Kennt ihr das Gefühl, wenn man glaubt, für alle anderen läuft das Leben einfach immer weiter und man selbst bleibt irgendwie stehen? Ich mein', in Bezug auf meine Krankheit ist es ja ein toller Erfolg, wenn sich nichts tut. Deswegen geht's mir auch zurzeit sehr gut. Aber ich verbring immer so viel Zeit daheim, und ich hab immer das Gefühl, ich könnte irgendwie viel mehr aus meinem Leben machen ...
Was, fragt Benni, habe er bisher schon erreicht? Eigentlich gar nichts. Nichts, außer Krebs zu haben. Er musste sein Studium an der Hochschule Aalen abbrechen und ist als berufsunfähig eingestuft. Wenn die Freunde arbeiten, sitzt er in der Vierzimmerwohnung in Schwäbisch Hall, die er sich mit seiner Freundin und zwei Meerschweinchen teilt, schreibt Texte für seinen Blog oder die Website der Pfadfinder, tötet Zombies in Computerspielen, räumt auf, putzt, backt Muffins. Dabei hängt er Träumen nach. Er würde gern eine Weltreise machen, einmal mit dem Zeppelin fliegen, den er im vergangenen Jahr im Urlaub am Bodensee gesehen hat, vielleicht sogar Kinder haben. Aber niemand kann sagen, wie viel Zeit ihm noch bleibt.

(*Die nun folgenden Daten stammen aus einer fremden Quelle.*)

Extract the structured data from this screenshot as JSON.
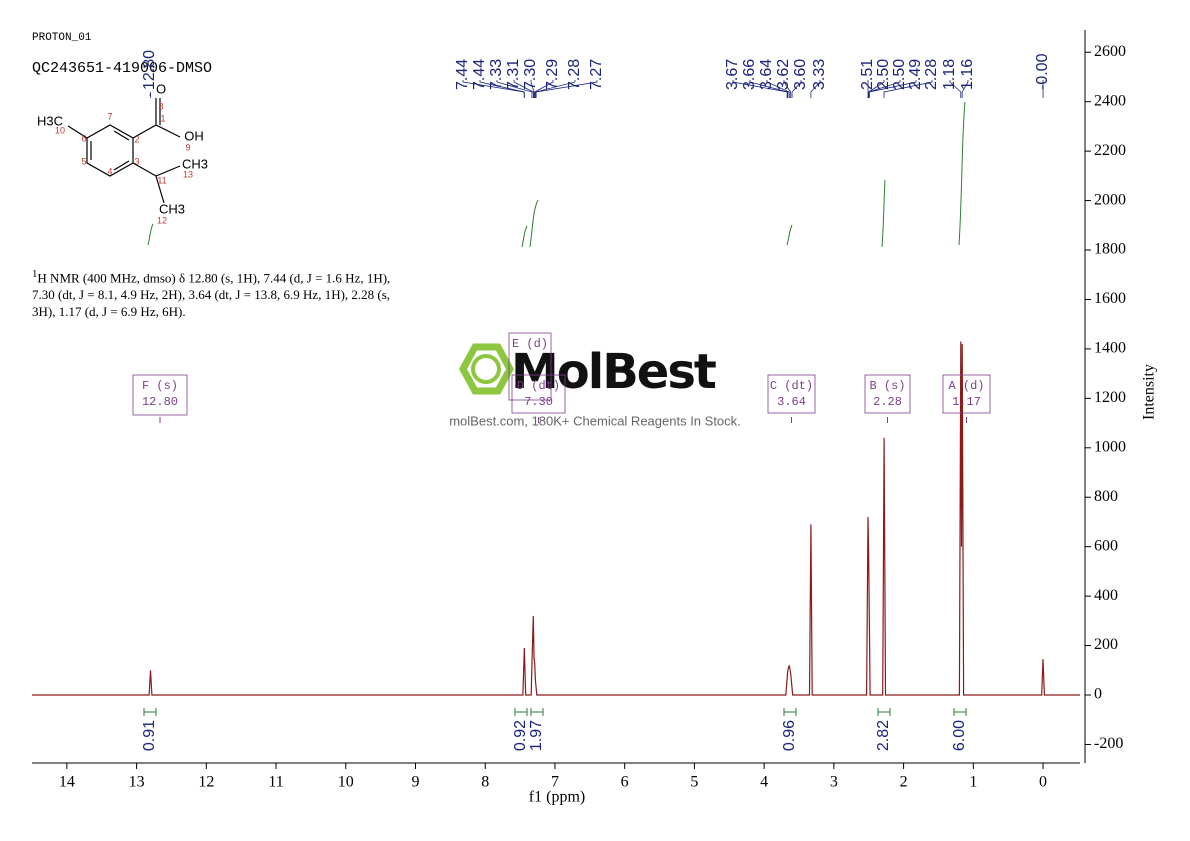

Überhaupt Sex. Das ist so eine Sache. Durch die vielen Behandlungen ist Benni unfruchtbar geworden. Und impotent. Spontaner Sex? Undenkbar. Wenn er mit seiner Freundin schlafen will, muss er eine halbe Stunde vorher eine Viagra schlucken. Folgen der Bestrahlung und der Operationen, über die fast niemand spricht. Auch die Ärzte nicht.
Und dann ist da noch das Stoma, der künstliche Darmausgang. Am Anfang, sagt Benni, sei er sehr gehemmt gewesen. "Ich dachte, meine Freundin könnte mich abstoßend finden." Viele Menschen, die an Darmkrebs erkrankt sind, schämen sich dafür. Das weiß Benni aus Gesprächen mit anderen Betroffenen. Deshalb habe er sich bis jetzt auch nicht getraut, das Thema Stoma und Sex in seinem Blog anzusprechen. Bis jetzt.
Mit dem Stoma komm ich super zurecht. Klar war's am Anfang 'ne Umstellung, und es war nicht einfach. Aber jetzt ist alles super. Der künstliche Darmausgang beeinträchtigt meinen Alltag so gut wie nicht, und für viele Menschen mit anderen Darmkrankheiten ist ein Stoma oft ein wichtiger Schritt hin zu einem normalen Leben! Ja, schwimmen kann man auch damit. Ja, und beim Sex gibt's keine Probleme damit, das wolltet ihr doch alle wissen ;-)
Besser 'n Beutel am Bauch als 'nen Zettel am Zeh!